Im ersten Teil meiner Miniserie über die Familie des Mogulherrschers Akbar (st. 1605) in Kabul ging es um Akbars „Stiefmutter“ Mâh Chûchak Begum (st. 1564), die Akbars Vater Humâyûn (st. 1556) im Jahr 1549 geheiratet hatte. Während Humâyûn jedoch seine ersten beiden Frauen Bega Begum und Hamîda Bâno Begum mit in die neue Hauptstadt seines Reiches, Delhi, nahm, blieben Mâh Chûchak Begum und die gemeinsamen fünf (oder sechs?) Kinder in Kabul zurück.
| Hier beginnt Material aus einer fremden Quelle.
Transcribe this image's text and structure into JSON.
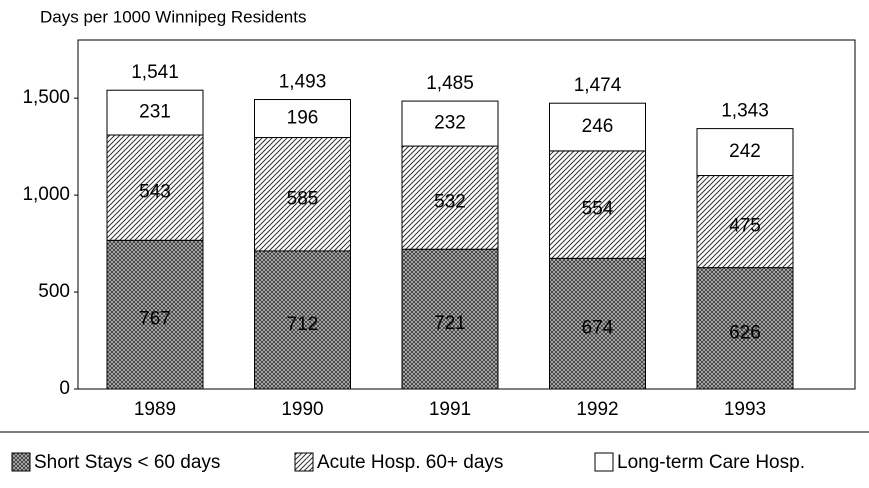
{
  "chart_data": {
    "type": "stacked_bar",
    "title": "Days per 1000 Winnipeg Residents",
    "categories": [
      "1989",
      "1990",
      "1991",
      "1992",
      "1993"
    ],
    "series": [
      {
        "name": "Short Stays < 60 days",
        "pattern": "crosshatch",
        "color": "#555555",
        "values": [
          767,
          712,
          721,
          674,
          626
        ]
      },
      {
        "name": "Acute Hosp. 60+ days",
        "pattern": "diagonal",
        "color": "#555555",
        "values": [
          543,
          585,
          532,
          554,
          475
        ]
      },
      {
        "name": "Long-term Care Hosp.",
        "pattern": "none",
        "color": "#ffffff",
        "values": [
          231,
          196,
          232,
          246,
          242
        ]
      }
    ],
    "totals": [
      1541,
      1493,
      1485,
      1474,
      1343
    ],
    "total_labels": [
      "1,541",
      "1,493",
      "1,485",
      "1,474",
      "1,343"
    ],
    "ylim": [
      0,
      1800
    ],
    "yticks": [
      0,
      500,
      {
        "value": 1000,
        "label": "1,000"
      },
      {
        "value": 1500,
        "label": "1,500"
      }
    ],
    "legend": "bottom"
  }
}
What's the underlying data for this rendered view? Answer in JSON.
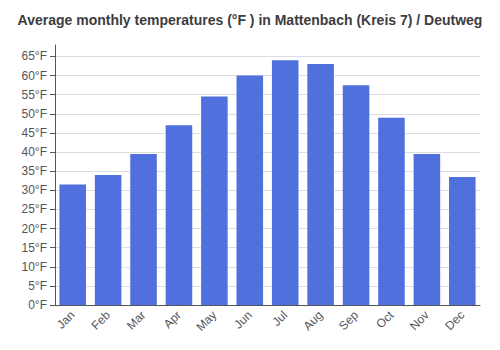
{
  "chart_data": {
    "type": "bar",
    "title": "Average monthly temperatures (°F ) in Mattenbach (Kreis 7) / Deutweg",
    "categories": [
      "Jan",
      "Feb",
      "Mar",
      "Apr",
      "May",
      "Jun",
      "Jul",
      "Aug",
      "Sep",
      "Oct",
      "Nov",
      "Dec"
    ],
    "values": [
      31.5,
      34.0,
      39.5,
      47.0,
      54.5,
      60.0,
      64.0,
      63.0,
      57.5,
      49.0,
      39.5,
      33.5
    ],
    "ylim": [
      0,
      68
    ],
    "yticks": [
      {
        "value": 0,
        "label": "0°F"
      },
      {
        "value": 5,
        "label": "5°F"
      },
      {
        "value": 10,
        "label": "10°F"
      },
      {
        "value": 15,
        "label": "15°F"
      },
      {
        "value": 20,
        "label": "20°F"
      },
      {
        "value": 25,
        "label": "25°F"
      },
      {
        "value": 30,
        "label": "30°F"
      },
      {
        "value": 35,
        "label": "35°F"
      },
      {
        "value": 40,
        "label": "40°F"
      },
      {
        "value": 45,
        "label": "45°F"
      },
      {
        "value": 50,
        "label": "50°F"
      },
      {
        "value": 55,
        "label": "55°F"
      },
      {
        "value": 60,
        "label": "60°F"
      },
      {
        "value": 65,
        "label": "65°F"
      }
    ],
    "grid": true
  }
}
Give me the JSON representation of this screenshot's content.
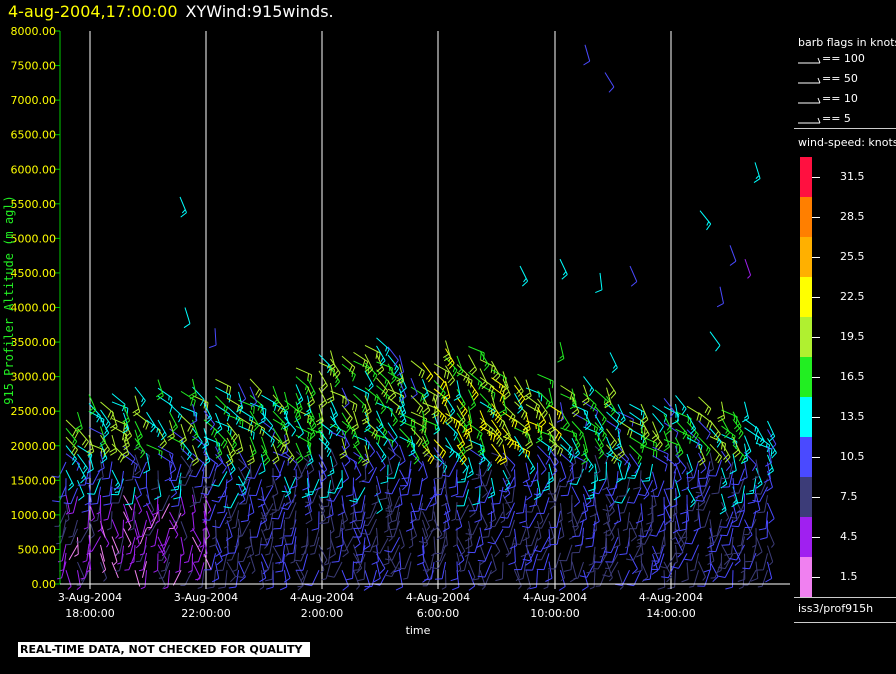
{
  "header": {
    "datetime": "4-aug-2004,17:00:00",
    "product": "XYWind:915winds."
  },
  "chart_data": {
    "type": "wind-barb time-height",
    "ylabel": "915 Profiler Altitude (m agl)",
    "xlabel": "time",
    "ylim": [
      0,
      8000
    ],
    "y_ticks": [
      "0.00",
      "500.00",
      "1000.00",
      "1500.00",
      "2000.00",
      "2500.00",
      "3000.00",
      "3500.00",
      "4000.00",
      "4500.00",
      "5000.00",
      "5500.00",
      "6000.00",
      "6500.00",
      "7000.00",
      "7500.00",
      "8000.00"
    ],
    "x_ticks": [
      {
        "date": "3-Aug-2004",
        "time": "18:00:00"
      },
      {
        "date": "3-Aug-2004",
        "time": "22:00:00"
      },
      {
        "date": "4-Aug-2004",
        "time": "2:00:00"
      },
      {
        "date": "4-Aug-2004",
        "time": "6:00:00"
      },
      {
        "date": "4-Aug-2004",
        "time": "10:00:00"
      },
      {
        "date": "4-Aug-2004",
        "time": "14:00:00"
      }
    ],
    "vertical_gridlines": true,
    "colors": {
      "axis": "#00cc00",
      "ytick_text": "#ffff00",
      "gridline": "#ffffff"
    },
    "barb_key": {
      "title": "barb flags in knots",
      "entries": [
        "== 100",
        "== 50",
        "== 10",
        "== 5"
      ]
    },
    "colorbar": {
      "title": "wind-speed: knots",
      "levels": [
        {
          "label": "31.5",
          "color": "#ff1040"
        },
        {
          "label": "28.5",
          "color": "#ff7f00"
        },
        {
          "label": "25.5",
          "color": "#ffb000"
        },
        {
          "label": "22.5",
          "color": "#ffff00"
        },
        {
          "label": "19.5",
          "color": "#b0f030"
        },
        {
          "label": "16.5",
          "color": "#22ee22"
        },
        {
          "label": "13.5",
          "color": "#00ffff"
        },
        {
          "label": "10.5",
          "color": "#4a4aff"
        },
        {
          "label": "7.5",
          "color": "#3c3c78"
        },
        {
          "label": "4.5",
          "color": "#a020f0"
        },
        {
          "label": "1.5",
          "color": "#f080f0"
        }
      ]
    },
    "station": "iss3/prof915h"
  },
  "qc_note": "REAL-TIME DATA, NOT CHECKED FOR QUALITY"
}
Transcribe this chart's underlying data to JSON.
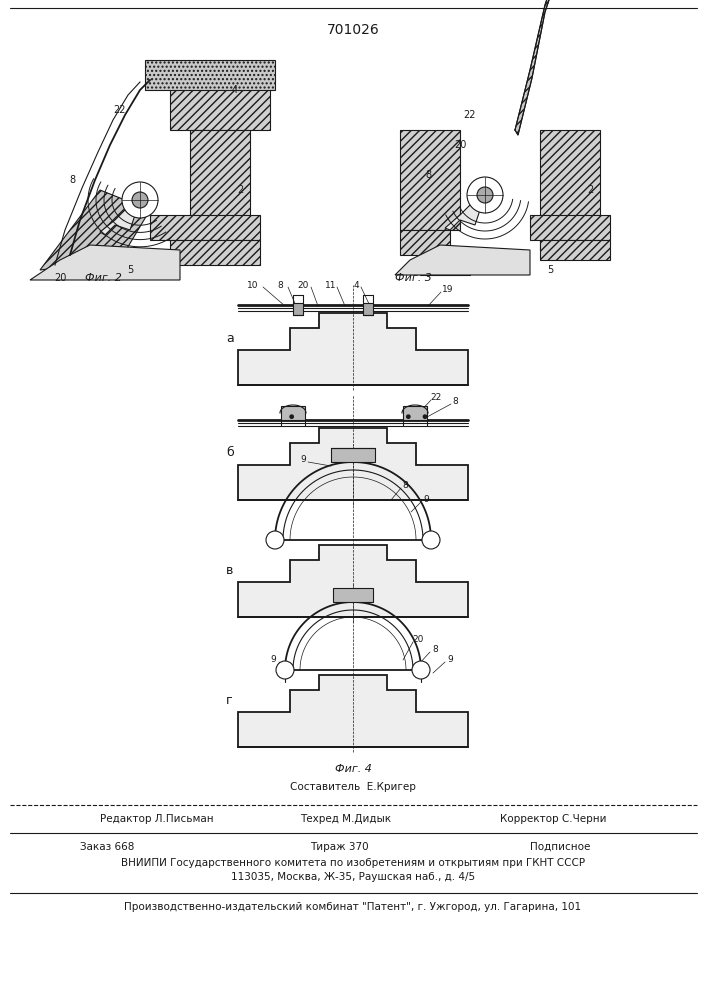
{
  "patent_number": "701026",
  "fig2_label": "Фиг. 2",
  "fig3_label": "Фиг. 3",
  "fig4_label": "Фиг. 4",
  "sestavitel_line": "Составитель  Е.Кригер",
  "editor_label": "Редактор Л.Письман",
  "tekhred_label": "Техред М.Дидык",
  "korrektor_label": "Корректор С.Черни",
  "zakaz_label": "Заказ 668",
  "tirazh_label": "Тираж 370",
  "podpisnoe_label": "Подписное",
  "vnipi_line1": "ВНИИПИ Государственного комитета по изобретениям и открытиям при ГКНТ СССР",
  "vnipi_line2": "113035, Москва, Ж-35, Раушская наб., д. 4/5",
  "publisher_line": "Производственно-издательский комбинат \"Патент\", г. Ужгород, ул. Гагарина, 101",
  "bg_color": "#ffffff",
  "line_color": "#1a1a1a"
}
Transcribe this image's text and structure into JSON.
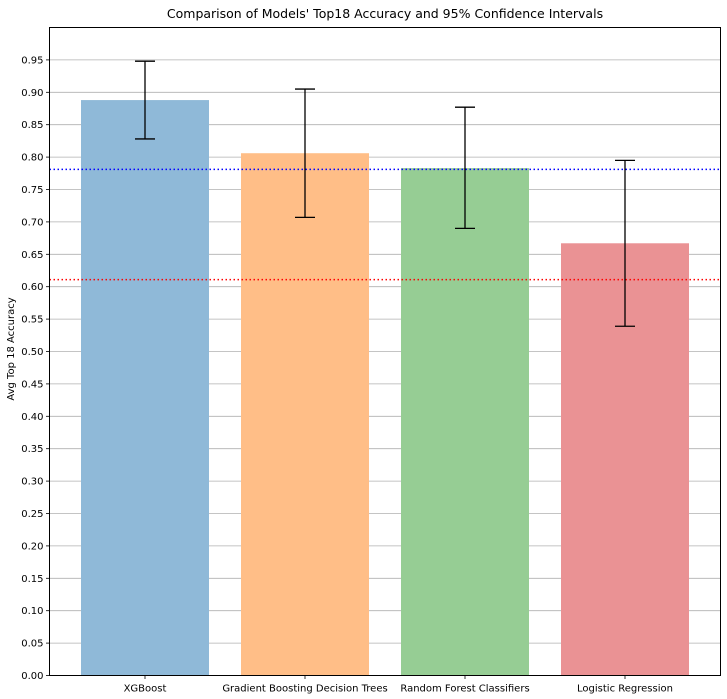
{
  "chart_data": {
    "type": "bar",
    "title": "Comparison of Models' Top18 Accuracy and 95% Confidence Intervals",
    "xlabel": "",
    "ylabel": "Avg Top 18 Accuracy",
    "categories": [
      "XGBoost",
      "Gradient Boosting Decision Trees",
      "Random Forest Classifiers",
      "Logistic Regression"
    ],
    "values": [
      0.888,
      0.806,
      0.783,
      0.667
    ],
    "ci_lower": [
      0.828,
      0.707,
      0.69,
      0.539
    ],
    "ci_upper": [
      0.948,
      0.905,
      0.877,
      0.795
    ],
    "ylim": [
      0,
      1.0
    ],
    "yticks": [
      0.0,
      0.05,
      0.1,
      0.15,
      0.2,
      0.25,
      0.3,
      0.35,
      0.4,
      0.45,
      0.5,
      0.55,
      0.6,
      0.65,
      0.7,
      0.75,
      0.8,
      0.85,
      0.9,
      0.95
    ],
    "ytick_labels": [
      "0.00",
      "0.05",
      "0.10",
      "0.15",
      "0.20",
      "0.25",
      "0.30",
      "0.35",
      "0.40",
      "0.45",
      "0.50",
      "0.55",
      "0.60",
      "0.65",
      "0.70",
      "0.75",
      "0.80",
      "0.85",
      "0.90",
      "0.95"
    ],
    "bar_colors": [
      "#8fb9d8",
      "#ffbe87",
      "#96cd94",
      "#ea9294"
    ],
    "reference_lines": [
      {
        "value": 0.781,
        "color": "#0000ff",
        "style": "dotted"
      },
      {
        "value": 0.611,
        "color": "#ff0000",
        "style": "dotted"
      }
    ],
    "grid": "horizontal",
    "legend": "none"
  }
}
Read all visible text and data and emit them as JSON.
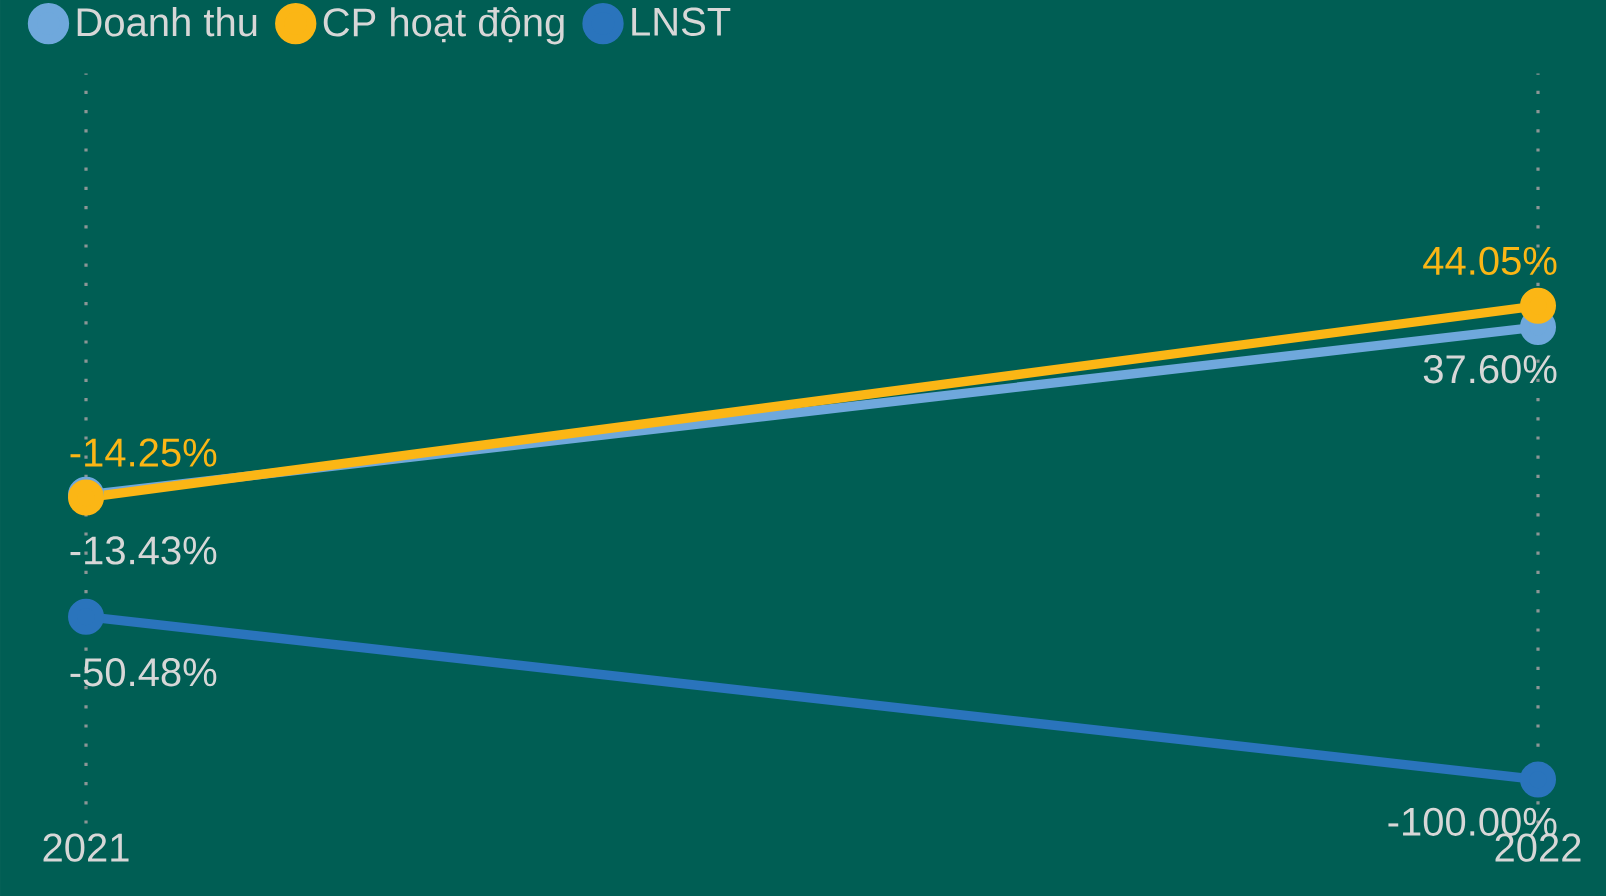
{
  "chart_data": {
    "type": "line",
    "categories": [
      "2021",
      "2022"
    ],
    "series": [
      {
        "name": "Doanh thu",
        "color": "#6fa8dc",
        "values": [
          -13.43,
          37.6
        ],
        "value_labels": [
          "-13.43%",
          "37.60%"
        ]
      },
      {
        "name": "CP hoạt động",
        "color": "#fbb615",
        "values": [
          -14.25,
          44.05
        ],
        "value_labels": [
          "-14.25%",
          "44.05%"
        ]
      },
      {
        "name": "LNST",
        "color": "#2a74bc",
        "values": [
          -50.48,
          -100.0
        ],
        "value_labels": [
          "-50.48%",
          "-100.00%"
        ]
      }
    ],
    "marker": "circle",
    "grid": "x",
    "legend": "top left"
  }
}
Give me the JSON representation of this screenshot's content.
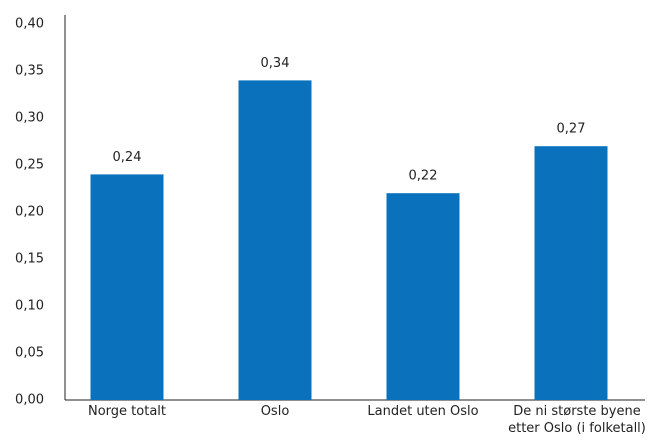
{
  "chart_data": {
    "type": "bar",
    "categories": [
      "Norge totalt",
      "Oslo",
      "Landet uten Oslo",
      "De ni største byene\netter Oslo (i folketall)"
    ],
    "values": [
      0.24,
      0.34,
      0.22,
      0.27
    ],
    "value_labels": [
      "0,24",
      "0,34",
      "0,22",
      "0,27"
    ],
    "color": "#0a72bd",
    "ylim": [
      0,
      0.4
    ],
    "yticks": [
      {
        "value": 0,
        "label": "0,00"
      },
      {
        "value": 0.05,
        "label": "0,05"
      },
      {
        "value": 0.1,
        "label": "0,10"
      },
      {
        "value": 0.15,
        "label": "0,15"
      },
      {
        "value": 0.2,
        "label": "0,20"
      },
      {
        "value": 0.25,
        "label": "0,25"
      },
      {
        "value": 0.3,
        "label": "0,30"
      },
      {
        "value": 0.35,
        "label": "0,35"
      },
      {
        "value": 0.4,
        "label": "0,40"
      }
    ],
    "grid": false
  }
}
Der älteste Sohn Mâh Chûchaks, Mirzâ Hakîm (st. 1585) wurde 1554 im Alter von einem Jahren noch von seinem Vater zum Herrscher über Kabul gemacht – während sein Bruder Akbar als Nachfolger des gesamten Mogulreiches bestimmt wurde. Mirzâ Hakîm war also kein unabhängiger Herrscher über Kabul, sondern unterstand in letzter Konsequenz seinem Bruder Akbar. Humâyûn setzte für Mirzâ Hakîm und die übrige Familie regelmäßige Zahlungen, also eine Apanage, fest.
Mâh Chûchak und ihre Pläne für Hakîm Mirzâ
Akbar war nur vierzehn Jahre alt, als er zum Mogulherrscher wurde, Mirzâ Hakîm war zu diesem Zeitpunkt drei Jahre alt. Akbar bestätigte Humâyûns Verfügungen für seine Familie in Kabul. Als Aufsicht (und somit als Regent) in Kabul bestimmte der Hof in Delhi Mumîn Khân, der dieses Amt zunächst auch einige gut, doch dann verließ Mumîn Khân Kabul, um Karriere am Hof Akbars zu machen.
Mumîn Khân platzierte seinen Sohn Ghanî Khân am Hof Mâh Chuchaks und Mirzâ Hakîms, um Akbars Interessen in Kabul zu wahren. Ghanî Khân erwies sich jedoch als unfähig, und so konnte Mâh Chûchak drei eigene Berater am Hof installieren, die Kabul als ihre Marionetten regierten. Da zwei der Berater Mâh Chûchaks Erwartungen nicht erfüllten, ließ sie die beiden ermorden – den dritten ersetzte sie durch einen gewissen Haidar Qâsim Kohbur. Gulbadan Begum, Akbars Tante, notierte im Humâyûn-nama (S. 62), dass Mâh Chûchak schockierenderweise Haidar Qâsim sogar geheiratet habe.
Mirzâ Hakîms Berater Ghanî Khân versuchte verzweifelt, Akbar von Kabul aus zu unterstützen, konnte jedoch keine Verbündeten für den Kampf gegen Mâh Chûchak gewinnen. Er floh nach Indien an Akbars Hof – Akbar schickte daraufhin seine Truppen unter der Führung Munîm Khâns in Richtung Kabul. Es kam zu einer großen Schlacht zwischen Akbars und Mâh Chûchaks Truppen bei Dschalalabad. Mâh Chûchak gewann diese Schlacht – Akbars Truppen mussten sich aus Afghanistan zurückziehen.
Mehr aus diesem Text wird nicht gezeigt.